Vegetarian burger with cucumber, tomato and lettuce (Shutterstock/Gaus Alex)

Nestle SA is tweaking the recipe of its vegetarian burgers after half a year on the market amid stiffening competition for meat substitutes.

Garden Gourmet Incredible Burgers will be juicier and have more of a grilled-beef flavor, the Swiss food giant said Friday. Nestle will also launch a ground beef alternative called Garden Gourmet Incredible Mince in Austria, Germany, Norway and Sweden next month. The soy-based product can be molded into meatballs and cooks up like raw beef.

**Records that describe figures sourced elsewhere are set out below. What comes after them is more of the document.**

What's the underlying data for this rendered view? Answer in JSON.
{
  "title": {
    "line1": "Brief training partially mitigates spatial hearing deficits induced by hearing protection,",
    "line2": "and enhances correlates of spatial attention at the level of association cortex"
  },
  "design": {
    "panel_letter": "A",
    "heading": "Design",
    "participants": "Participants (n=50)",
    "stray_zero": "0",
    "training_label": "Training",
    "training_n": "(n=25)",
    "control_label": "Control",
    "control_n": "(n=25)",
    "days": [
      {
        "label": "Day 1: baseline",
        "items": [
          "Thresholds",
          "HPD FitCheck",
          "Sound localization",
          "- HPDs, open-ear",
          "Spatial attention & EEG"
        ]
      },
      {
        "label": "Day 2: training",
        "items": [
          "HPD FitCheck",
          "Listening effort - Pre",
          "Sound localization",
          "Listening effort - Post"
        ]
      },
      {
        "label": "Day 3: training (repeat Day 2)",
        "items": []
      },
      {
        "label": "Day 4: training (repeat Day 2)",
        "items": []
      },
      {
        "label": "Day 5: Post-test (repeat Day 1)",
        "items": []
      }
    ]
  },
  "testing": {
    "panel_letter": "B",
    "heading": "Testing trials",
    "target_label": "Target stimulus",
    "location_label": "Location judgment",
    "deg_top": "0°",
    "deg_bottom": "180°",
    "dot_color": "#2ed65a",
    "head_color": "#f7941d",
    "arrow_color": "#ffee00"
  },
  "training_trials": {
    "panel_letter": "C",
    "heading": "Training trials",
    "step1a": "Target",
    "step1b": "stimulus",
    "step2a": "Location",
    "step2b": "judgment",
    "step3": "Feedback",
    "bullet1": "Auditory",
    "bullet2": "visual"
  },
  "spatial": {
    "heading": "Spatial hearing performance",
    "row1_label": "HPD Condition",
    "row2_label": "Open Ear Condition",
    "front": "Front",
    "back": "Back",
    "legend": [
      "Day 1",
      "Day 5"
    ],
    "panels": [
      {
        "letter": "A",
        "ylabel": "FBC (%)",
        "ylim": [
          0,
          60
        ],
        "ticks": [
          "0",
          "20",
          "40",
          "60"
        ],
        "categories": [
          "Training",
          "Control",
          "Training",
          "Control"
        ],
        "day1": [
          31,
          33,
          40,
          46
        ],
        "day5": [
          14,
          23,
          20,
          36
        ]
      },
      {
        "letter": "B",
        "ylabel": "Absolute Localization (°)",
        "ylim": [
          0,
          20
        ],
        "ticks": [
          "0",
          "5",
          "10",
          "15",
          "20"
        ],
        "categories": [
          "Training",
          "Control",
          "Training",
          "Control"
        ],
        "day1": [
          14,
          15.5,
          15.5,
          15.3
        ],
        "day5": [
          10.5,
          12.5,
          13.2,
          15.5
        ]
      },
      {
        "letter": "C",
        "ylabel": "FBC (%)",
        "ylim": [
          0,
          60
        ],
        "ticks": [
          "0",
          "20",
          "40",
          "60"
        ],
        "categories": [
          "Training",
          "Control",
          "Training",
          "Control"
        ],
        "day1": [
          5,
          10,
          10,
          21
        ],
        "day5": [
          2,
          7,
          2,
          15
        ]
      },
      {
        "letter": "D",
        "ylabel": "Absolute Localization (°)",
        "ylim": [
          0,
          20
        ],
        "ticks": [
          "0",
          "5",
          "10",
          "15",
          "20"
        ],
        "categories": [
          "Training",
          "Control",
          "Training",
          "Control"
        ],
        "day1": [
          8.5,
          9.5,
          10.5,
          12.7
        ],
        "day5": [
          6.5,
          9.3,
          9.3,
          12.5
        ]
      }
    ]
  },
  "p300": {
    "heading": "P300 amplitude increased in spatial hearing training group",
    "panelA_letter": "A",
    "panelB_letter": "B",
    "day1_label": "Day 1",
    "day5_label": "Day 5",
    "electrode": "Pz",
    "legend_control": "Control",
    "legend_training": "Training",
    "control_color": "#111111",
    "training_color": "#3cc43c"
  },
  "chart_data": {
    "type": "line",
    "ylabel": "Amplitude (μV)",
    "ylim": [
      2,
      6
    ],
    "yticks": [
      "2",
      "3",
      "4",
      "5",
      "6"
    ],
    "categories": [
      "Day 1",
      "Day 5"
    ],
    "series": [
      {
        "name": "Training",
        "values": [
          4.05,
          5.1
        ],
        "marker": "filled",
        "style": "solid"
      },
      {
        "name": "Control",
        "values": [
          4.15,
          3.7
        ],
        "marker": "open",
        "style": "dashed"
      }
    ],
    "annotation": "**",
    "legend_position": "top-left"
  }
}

Nestle Chief Executive Officer Mark Schneider is revamping the company’s faux-meat offering as a wave of upstart competitors including Beyond Meat Inc. and Impossible Foods Inc. enters the mainstream. He’s been pushing Nestle managers to accelerate development of products like the Incredible Burger and accept the risk that they may need reworking.

Beyond Meat has stormed into fast-food and high volume catering in collaborations with Tim Hortons, Dunkin’ Donuts and Aramark. Closely held Impossible Foods’s burger is on menus at some 10,000 restaurants -- including White Castle, Red Robin and Burger King, according to the company.

Read also: Veggie Burger mania hits corporate America after Beyond Meat IPO

Nestle started selling Incredible Burgers in Europe in April and aims to introduce a version called the Awesome Burger for the U.S. market this fall. The company declined to comment on the outlook for expanding its relationship with McDonald’s Corp., which sells Incredible Burgers in Germany.

The Incredible Burger has yet to come to the U.K., one of the most promising markets for meat substitutes, according to Wayne England, head of Nestle’s food business. Nestle ended a test of other Garden Gourmet items in Britain with a customer it didn’t identify earlier this year, and it no longer sells the line of products in the U.K., according to a spokesman.